My first dances were the Friday sock hops at the church hall in Florence, the village closest to mine where I attended elementary school. This was the Catholic hall and I was Catholic, but that was just incidental – I often went to the Saturday evening Protestant church hall events, and would have gladly spent time with Rosicrucians or Santerians for the chance to spring awkward boners in the close proximity of a pretty classmate.

I know the classic end-of-dance tune is “Stairway to Heaven” – the Barenaked Ladies didn’t sing about Edward Bear in “Grade 9” – but that wasn’t how our disc jockey rolled in 1975-76 Florence. Maybe he thought we were idiots – even the dimmest altar boy couldn’t miss the message – or maybe he needed the reminder himself or maybe it was a CanCon thing. Maybe he just loved the song.

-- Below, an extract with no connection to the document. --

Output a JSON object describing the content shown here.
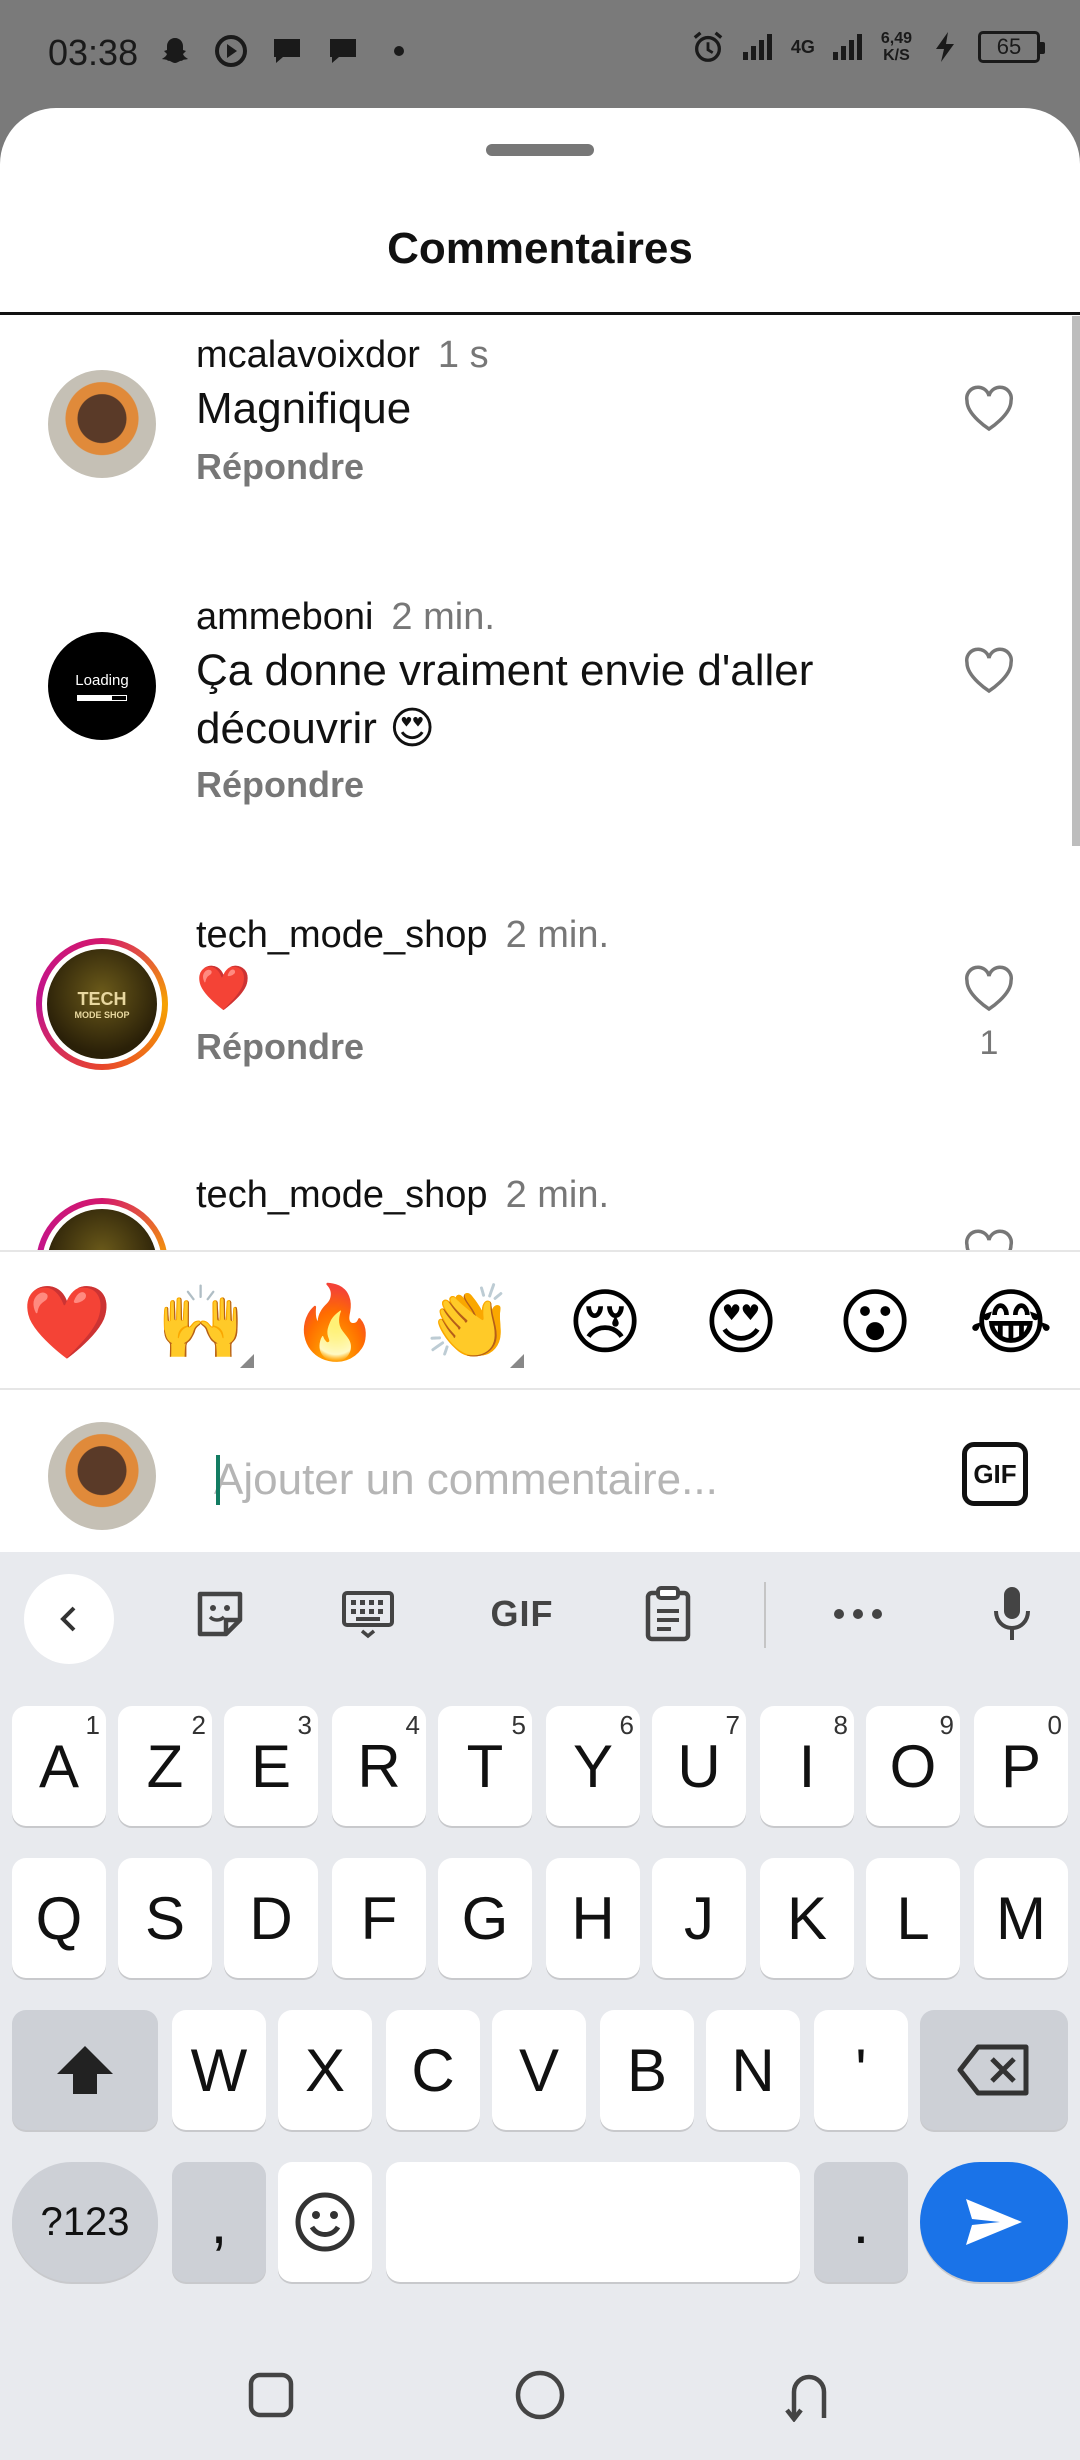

In any event, this was our song. Was it any good? Eh, not really – it’s a slow poppy tune that’s perfect for the side-to-side shuffle we called a waltz, but the lyrics are nothing special and the music diabetes-inducing sweet. But at 7:55 pm on a Friday with the girl you’re in love with that week in your arms (well, your hands on her waist and hers on your shoulders), it was the greatest fucking song ever. So, yes, it wasn’t good – it was, for that brief moment in time, the greatest fucking song ever. And that’s all that matters.